Quant au premier moyen invoqué par l’appelante à l’appui de sa requête d’appel, à savoir celui tiré de la violation de l’article 6 du règlement grand-ducal précité du 8 juin 1979, il y a lieu de constater que les premiers juges ont à bon droit pu écarter le moyen en question comme étant non fondé, après avoir constaté que la décision litigieuse du 29 mars 2004 énonçait trois motifs tirés de la législation sur l’emploi de la main-d’œuvre étrangère et qu’elle respectait partant l’article 6 en question.

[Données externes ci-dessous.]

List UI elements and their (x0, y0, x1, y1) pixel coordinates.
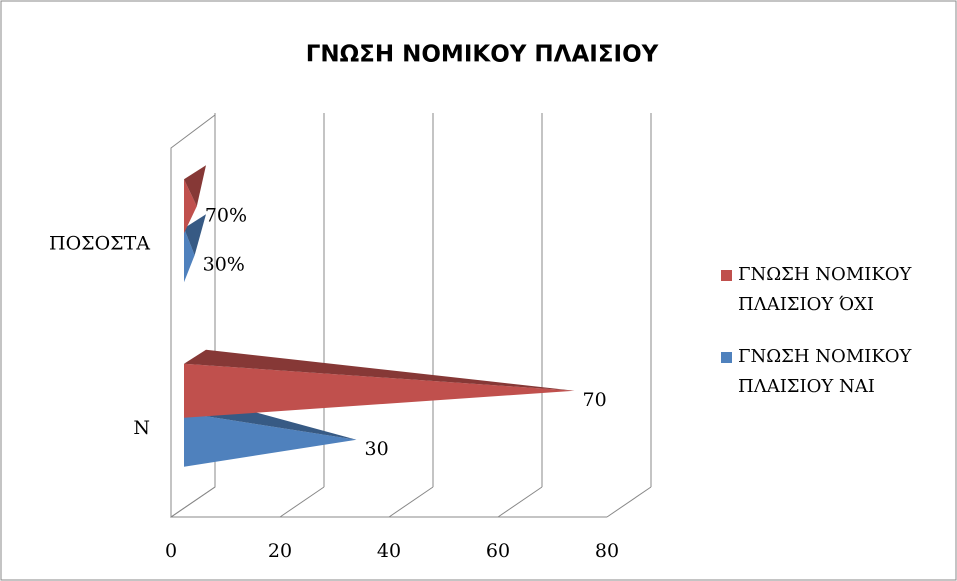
bar-top (184, 349, 575, 391)
x-tick-label: 40 (377, 540, 401, 562)
x-tick-label: 60 (486, 540, 510, 562)
x-tick-label: 80 (595, 540, 619, 562)
legend-swatch (721, 270, 732, 281)
grid-line (170, 486, 216, 518)
x-tick-label: 0 (165, 540, 177, 562)
grid-line (279, 486, 325, 518)
x-tick-label: 20 (268, 540, 292, 562)
chart-title: ΓΝΩΣΗ ΝΟΜΙΚΟΥ ΠΛΑΙΣΙΟΥ (306, 42, 659, 68)
grid-line (388, 486, 434, 518)
bar (184, 179, 197, 234)
y-tick-label: ΠΟΣΟΣΤΑ (49, 232, 150, 254)
bar (184, 363, 575, 418)
bar (184, 228, 195, 283)
grid-line (497, 486, 543, 518)
y-tick-label: N (133, 417, 150, 439)
bar-top (184, 165, 206, 207)
bar-top (184, 214, 206, 256)
value-label: 70 (583, 389, 607, 411)
value-label: 30% (203, 253, 245, 275)
legend-swatch (721, 352, 732, 363)
value-label: 30 (365, 438, 389, 460)
grid-line (606, 486, 652, 518)
legend-label: ΓΝΩΣΗ ΝΟΜΙΚΟΥ ΠΛΑΙΣΙΟΥ ΝΑΙ (738, 346, 912, 397)
bar (184, 412, 357, 467)
value-label: 70% (205, 204, 247, 226)
legend-label: ΓΝΩΣΗ ΝΟΜΙΚΟΥ ΠΛΑΙΣΙΟΥ ΌΧΙ (738, 264, 912, 315)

Le seul fait que la décision sous analyse indique comme motifs à sa base des motifs se trouvant dans d’autres décisions individuelles adressées à d’autres personnes sollicitant la délivrance d’un permis de travail, n’est pas à lui seul de nature à établir une violation dudit article 6, puisque les mêmes raisons qui ont pu s’opposer à la délivrance d’un permis de travail dans le chef de l’appelante ont également pu être de nature à justifier le refus de délivrance d’un permis de travail à d’autres personnes. Par ailleurs, l’appelante n’a pas établi que sa demande n’aurait pas fait l’objet d’une analyse individuelle, et un tel état de fait ne ressort pas non plus des pièces et éléments se trouvant à la disposition de la Cour. C’est partant à bon droit que les premiers juges ont pu écarter comme étant non fondé le moyen tiré de la violation de l’article 6 du règlement grand-ducal précité du 8 juin 1979.

En ce qui concerne le deuxième et dernier moyen invoqué par l’appelante à l’appui de sa requête d’appel, basé sur ce que les premiers juges n’auraient pas été en droit de rejeter son recours comme n’étant pas fondé, en retenant que la seule absence de déclaration de la vacance de poste a été de nature à justifier la décision litigieuse, il échet de rappeler que suivant l’article 10 (2) du règlement grand-ducal modifié du 12 mai 1972 déterminant les mesures applicables pour l’emploi des travailleurs étrangers sur le territoire du Grand-Duché de Luxembourg, tel qu’introduit par le règlement grand-ducal du 29 avril 1999, « la non-déclaration formelle et explicite de la vacance de poste à l’administration de l’Emploi, conformément à l’article 9 paragraphe 2 de la loi modifiée du 21 février 1976 concernant l’organisation et le fonctionnement de l’administration de l’Emploi et portant création d’une commission nationale de l’emploi, constitue un motif valable et suffisant de refus du permis de travail ».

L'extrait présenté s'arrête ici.